Following two chill days, I was ready to do something worth writing home about. Instead of hardcore chilling in my dorm, I decided to spend the day venturing out onto the streets of Dublin and just see where my music and feet would take me since no one wants to hear that I spent my days on the couch. I went out to O’Connell Street and just walked around enjoying the beautiful weather. Whoever said it is cloudy or rains all the time in Ireland has probably never been to Ireland. I made my way to the Dublin Gallery and the Remembrance Garden.

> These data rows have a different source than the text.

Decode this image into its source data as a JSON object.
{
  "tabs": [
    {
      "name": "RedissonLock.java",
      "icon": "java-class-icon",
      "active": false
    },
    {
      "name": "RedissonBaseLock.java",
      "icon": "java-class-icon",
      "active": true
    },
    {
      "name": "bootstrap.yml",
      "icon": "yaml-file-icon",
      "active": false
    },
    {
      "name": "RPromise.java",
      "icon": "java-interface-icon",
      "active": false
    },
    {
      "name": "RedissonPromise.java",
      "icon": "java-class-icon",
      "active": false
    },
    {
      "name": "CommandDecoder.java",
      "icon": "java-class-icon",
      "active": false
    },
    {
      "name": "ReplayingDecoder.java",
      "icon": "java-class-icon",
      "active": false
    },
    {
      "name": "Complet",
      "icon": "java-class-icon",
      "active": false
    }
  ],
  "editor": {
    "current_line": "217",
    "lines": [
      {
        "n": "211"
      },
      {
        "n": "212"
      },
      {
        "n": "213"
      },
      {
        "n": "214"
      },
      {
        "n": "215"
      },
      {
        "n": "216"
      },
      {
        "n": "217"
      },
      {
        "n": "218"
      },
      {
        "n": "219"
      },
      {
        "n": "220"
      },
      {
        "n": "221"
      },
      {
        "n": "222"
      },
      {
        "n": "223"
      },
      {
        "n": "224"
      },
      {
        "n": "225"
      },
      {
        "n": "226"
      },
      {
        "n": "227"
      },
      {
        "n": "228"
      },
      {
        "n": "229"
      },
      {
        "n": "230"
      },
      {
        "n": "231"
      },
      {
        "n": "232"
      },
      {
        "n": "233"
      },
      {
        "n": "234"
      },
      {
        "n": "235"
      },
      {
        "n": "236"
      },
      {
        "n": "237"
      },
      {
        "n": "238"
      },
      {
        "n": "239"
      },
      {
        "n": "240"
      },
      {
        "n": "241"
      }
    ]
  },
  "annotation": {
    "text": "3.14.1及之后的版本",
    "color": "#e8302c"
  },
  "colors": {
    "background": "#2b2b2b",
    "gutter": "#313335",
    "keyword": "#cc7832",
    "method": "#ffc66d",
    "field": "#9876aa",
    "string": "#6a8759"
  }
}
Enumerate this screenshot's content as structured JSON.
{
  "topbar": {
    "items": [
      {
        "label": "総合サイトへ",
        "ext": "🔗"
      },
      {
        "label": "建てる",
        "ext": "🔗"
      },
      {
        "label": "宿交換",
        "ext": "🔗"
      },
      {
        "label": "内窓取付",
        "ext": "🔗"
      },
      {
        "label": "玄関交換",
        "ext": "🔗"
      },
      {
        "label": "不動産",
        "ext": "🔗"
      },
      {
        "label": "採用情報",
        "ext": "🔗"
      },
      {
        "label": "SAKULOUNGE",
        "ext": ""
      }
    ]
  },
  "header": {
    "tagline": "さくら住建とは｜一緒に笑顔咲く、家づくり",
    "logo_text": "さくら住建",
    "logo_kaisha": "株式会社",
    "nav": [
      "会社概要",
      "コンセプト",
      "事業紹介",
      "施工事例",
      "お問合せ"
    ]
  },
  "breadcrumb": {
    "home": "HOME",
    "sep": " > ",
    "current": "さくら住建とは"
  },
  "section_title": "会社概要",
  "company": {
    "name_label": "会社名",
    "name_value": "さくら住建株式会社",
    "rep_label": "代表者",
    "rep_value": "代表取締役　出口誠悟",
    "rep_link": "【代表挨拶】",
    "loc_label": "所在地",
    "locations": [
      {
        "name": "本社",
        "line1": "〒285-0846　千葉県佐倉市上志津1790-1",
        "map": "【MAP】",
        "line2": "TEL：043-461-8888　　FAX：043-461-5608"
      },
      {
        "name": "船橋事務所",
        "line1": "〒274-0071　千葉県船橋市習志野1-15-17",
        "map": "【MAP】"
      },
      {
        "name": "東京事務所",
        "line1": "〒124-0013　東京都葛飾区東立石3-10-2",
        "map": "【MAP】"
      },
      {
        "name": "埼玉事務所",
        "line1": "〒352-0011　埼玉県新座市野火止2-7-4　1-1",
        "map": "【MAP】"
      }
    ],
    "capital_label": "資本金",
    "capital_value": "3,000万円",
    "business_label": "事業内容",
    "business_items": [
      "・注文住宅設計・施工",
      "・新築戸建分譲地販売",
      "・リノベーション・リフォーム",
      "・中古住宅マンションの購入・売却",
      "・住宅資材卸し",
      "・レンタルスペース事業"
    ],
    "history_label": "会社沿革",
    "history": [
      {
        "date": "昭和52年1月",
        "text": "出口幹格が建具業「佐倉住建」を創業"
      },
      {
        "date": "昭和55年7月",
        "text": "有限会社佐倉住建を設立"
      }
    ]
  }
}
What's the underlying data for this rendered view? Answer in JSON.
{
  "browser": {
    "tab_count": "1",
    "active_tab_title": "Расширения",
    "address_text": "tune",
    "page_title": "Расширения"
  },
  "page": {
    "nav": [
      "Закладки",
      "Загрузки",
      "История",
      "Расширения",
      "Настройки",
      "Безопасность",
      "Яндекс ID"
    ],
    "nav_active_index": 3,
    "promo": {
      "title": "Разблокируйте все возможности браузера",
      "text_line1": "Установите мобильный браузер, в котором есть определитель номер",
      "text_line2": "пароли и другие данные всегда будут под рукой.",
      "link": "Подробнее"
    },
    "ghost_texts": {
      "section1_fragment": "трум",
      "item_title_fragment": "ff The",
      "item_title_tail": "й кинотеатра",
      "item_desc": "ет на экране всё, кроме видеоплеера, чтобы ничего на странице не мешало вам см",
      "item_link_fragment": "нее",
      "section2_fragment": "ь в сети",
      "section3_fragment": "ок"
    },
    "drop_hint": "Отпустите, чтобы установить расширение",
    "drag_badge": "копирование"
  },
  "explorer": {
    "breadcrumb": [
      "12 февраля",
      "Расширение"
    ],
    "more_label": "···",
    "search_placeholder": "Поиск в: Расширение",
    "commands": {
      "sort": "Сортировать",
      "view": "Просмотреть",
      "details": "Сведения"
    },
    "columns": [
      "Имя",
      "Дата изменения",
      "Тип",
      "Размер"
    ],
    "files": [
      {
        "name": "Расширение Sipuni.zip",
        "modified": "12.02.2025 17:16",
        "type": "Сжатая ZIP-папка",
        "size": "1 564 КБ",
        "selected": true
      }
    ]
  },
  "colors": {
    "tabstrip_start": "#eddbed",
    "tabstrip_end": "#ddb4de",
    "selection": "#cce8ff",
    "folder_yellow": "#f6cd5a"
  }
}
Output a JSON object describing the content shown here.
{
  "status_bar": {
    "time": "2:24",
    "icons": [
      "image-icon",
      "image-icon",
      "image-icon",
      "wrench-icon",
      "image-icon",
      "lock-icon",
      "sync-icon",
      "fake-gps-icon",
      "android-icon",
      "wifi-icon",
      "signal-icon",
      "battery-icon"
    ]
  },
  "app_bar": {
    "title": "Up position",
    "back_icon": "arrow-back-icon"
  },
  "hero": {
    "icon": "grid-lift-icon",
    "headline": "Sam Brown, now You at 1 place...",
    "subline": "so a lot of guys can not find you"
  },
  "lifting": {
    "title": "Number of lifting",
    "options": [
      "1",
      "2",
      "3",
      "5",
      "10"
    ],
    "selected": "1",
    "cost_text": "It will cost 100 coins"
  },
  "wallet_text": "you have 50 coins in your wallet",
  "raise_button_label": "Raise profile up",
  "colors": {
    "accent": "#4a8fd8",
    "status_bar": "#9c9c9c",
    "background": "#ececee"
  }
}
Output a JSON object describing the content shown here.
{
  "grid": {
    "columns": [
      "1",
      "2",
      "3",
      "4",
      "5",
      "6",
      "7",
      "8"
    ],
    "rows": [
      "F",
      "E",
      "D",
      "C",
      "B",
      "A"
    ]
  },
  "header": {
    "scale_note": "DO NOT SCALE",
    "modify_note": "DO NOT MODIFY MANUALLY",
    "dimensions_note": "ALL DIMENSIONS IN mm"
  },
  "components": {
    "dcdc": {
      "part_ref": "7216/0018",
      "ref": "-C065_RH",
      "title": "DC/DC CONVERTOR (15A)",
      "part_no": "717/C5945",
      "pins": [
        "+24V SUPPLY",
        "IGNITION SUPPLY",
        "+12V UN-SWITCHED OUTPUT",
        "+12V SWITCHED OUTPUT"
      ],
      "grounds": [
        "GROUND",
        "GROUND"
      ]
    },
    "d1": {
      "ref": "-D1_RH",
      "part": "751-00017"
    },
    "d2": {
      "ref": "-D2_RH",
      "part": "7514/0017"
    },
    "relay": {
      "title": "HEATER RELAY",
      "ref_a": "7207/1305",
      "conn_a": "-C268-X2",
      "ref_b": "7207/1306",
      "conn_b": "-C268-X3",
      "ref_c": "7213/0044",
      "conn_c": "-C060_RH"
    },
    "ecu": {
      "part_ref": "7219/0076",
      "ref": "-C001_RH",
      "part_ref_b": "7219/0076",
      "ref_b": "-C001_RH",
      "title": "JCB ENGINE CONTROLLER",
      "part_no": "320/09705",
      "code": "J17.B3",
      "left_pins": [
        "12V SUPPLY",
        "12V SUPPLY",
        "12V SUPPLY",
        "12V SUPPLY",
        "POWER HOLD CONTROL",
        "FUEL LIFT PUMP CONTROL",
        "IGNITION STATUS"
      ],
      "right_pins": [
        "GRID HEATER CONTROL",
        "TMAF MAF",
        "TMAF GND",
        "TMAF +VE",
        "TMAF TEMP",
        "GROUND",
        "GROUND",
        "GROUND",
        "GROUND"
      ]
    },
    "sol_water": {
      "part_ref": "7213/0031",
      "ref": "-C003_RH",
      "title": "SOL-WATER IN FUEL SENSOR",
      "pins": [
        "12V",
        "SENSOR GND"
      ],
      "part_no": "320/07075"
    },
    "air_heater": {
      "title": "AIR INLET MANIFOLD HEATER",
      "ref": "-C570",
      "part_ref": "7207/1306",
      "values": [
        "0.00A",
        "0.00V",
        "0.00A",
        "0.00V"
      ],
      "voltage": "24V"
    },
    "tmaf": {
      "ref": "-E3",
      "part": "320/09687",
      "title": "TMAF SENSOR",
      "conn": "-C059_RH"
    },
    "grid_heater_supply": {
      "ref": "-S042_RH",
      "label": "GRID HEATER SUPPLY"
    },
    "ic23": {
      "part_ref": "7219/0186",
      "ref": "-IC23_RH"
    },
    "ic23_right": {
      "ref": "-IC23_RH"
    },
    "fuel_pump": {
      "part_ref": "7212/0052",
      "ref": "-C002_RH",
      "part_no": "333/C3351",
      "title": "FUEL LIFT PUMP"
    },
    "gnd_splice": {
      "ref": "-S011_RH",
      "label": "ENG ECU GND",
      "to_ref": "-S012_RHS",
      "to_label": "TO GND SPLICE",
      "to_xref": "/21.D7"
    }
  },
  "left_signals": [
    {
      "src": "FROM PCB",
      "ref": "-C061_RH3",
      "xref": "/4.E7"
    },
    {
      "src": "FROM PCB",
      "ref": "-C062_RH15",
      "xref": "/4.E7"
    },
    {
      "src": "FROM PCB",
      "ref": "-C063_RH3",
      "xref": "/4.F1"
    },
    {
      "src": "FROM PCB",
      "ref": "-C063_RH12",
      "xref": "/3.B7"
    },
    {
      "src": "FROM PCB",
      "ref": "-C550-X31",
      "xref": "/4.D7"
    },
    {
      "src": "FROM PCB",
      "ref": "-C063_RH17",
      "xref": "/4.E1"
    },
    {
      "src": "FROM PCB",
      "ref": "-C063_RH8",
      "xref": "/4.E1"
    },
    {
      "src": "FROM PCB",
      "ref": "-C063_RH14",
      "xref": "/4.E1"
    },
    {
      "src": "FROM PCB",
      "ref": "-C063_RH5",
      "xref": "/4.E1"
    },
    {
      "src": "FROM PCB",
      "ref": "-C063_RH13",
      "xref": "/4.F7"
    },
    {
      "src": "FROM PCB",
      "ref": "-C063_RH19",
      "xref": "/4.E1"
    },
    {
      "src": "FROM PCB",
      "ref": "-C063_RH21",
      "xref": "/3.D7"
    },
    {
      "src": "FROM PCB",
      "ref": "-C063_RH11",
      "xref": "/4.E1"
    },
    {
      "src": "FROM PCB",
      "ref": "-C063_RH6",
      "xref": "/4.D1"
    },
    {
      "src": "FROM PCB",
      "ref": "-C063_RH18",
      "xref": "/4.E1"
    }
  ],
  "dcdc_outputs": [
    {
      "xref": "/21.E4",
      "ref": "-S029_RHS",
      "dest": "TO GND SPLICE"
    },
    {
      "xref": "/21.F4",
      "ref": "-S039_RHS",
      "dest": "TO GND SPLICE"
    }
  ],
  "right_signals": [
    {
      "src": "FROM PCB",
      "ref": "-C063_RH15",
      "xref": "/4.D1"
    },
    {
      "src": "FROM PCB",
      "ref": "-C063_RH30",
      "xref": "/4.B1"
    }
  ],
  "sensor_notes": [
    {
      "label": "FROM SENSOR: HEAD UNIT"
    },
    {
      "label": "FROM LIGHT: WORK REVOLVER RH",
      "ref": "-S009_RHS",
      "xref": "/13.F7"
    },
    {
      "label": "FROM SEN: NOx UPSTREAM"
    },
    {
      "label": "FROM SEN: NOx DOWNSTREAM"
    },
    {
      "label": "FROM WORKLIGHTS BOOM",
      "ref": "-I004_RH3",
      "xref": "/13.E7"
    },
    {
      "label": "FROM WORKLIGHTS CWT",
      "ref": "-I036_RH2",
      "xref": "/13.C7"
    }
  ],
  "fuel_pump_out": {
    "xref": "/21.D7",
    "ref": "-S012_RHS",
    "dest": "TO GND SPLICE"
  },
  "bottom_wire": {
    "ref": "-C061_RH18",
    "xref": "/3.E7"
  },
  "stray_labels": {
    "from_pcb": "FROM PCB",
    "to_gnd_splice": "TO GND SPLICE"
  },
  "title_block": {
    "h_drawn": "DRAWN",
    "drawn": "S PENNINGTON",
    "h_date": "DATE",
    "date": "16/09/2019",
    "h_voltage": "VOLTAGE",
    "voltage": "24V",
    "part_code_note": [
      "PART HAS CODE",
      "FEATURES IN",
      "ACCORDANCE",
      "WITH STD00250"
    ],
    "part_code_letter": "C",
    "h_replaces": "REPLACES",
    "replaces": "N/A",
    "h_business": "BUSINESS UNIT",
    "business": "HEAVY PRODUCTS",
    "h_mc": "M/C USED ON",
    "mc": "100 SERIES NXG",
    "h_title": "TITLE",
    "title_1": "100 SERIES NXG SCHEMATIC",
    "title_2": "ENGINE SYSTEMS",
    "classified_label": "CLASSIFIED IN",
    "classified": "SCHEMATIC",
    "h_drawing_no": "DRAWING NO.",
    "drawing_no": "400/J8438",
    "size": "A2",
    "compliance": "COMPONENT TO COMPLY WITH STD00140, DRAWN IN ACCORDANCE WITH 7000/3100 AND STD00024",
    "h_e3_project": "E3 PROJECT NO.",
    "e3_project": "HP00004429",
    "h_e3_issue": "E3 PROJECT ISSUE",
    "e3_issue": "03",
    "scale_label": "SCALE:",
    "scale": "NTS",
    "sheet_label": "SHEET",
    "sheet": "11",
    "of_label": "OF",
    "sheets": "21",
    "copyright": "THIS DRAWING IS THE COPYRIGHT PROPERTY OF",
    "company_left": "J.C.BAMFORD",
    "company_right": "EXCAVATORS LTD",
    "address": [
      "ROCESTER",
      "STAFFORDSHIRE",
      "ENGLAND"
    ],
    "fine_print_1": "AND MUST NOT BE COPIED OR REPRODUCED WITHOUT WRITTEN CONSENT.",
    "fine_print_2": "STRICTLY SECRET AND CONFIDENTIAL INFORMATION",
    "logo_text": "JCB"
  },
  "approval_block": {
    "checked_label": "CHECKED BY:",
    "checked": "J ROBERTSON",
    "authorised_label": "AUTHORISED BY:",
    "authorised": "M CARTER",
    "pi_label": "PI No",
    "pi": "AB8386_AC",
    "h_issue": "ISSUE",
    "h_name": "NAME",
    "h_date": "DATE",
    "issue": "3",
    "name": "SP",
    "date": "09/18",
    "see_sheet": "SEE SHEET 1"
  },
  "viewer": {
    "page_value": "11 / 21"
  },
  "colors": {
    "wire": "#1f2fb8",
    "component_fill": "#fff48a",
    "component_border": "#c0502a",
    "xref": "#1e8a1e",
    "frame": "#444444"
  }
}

The next day played out to a different tune than yesterday. The top hit of the day was a 6 am departure time on a tour bus heading to Northern Ireland. Destinations of the day: Belfast, the Giants Causeway, and Carrick-A-Rede Rope Bridge. Belfast is home to the Titanic museum. Side note, my sister gets nervous on large boats/ships because of the Titanic and still insists on one day going on a cruise. Weird, but I digress. While at the museum, I learned about all the engineering that went on while building the Titanic and this is the same place that they had actually built the ship. As an engineer, I found this part interesting. Right behind the museum there was a building where they actually shoot the Game of Thrones, a show I do not watch but my dad and sister are mildly obsessed with. Then we headed out to the Giants Causeway. My classmates, Paidin and Olwyn, and I climbed the most difficult path of the causeway and stumbled upon some of the prettiest views I have seen since being here. I know I say that about literally every place I have gone so far but I kid you not every place just gets better and better. We were actually standing on the end of the world at one point. Also from the Causeway you were able to see Scotland. The three of us climbed further than the rest of the group and it was totally worth it. On the way down Paidin and I sung karaoke the whole way and even got some requests from people passing us. After the Causeway we headed to Carrick-A-Rede Rope Bridge. The bluest waters surrounded this little bridge which swayed with the wind so you better of held on. I do not think a rickety rope bridge falls under the “I promise to be careful” oath I made to my parents.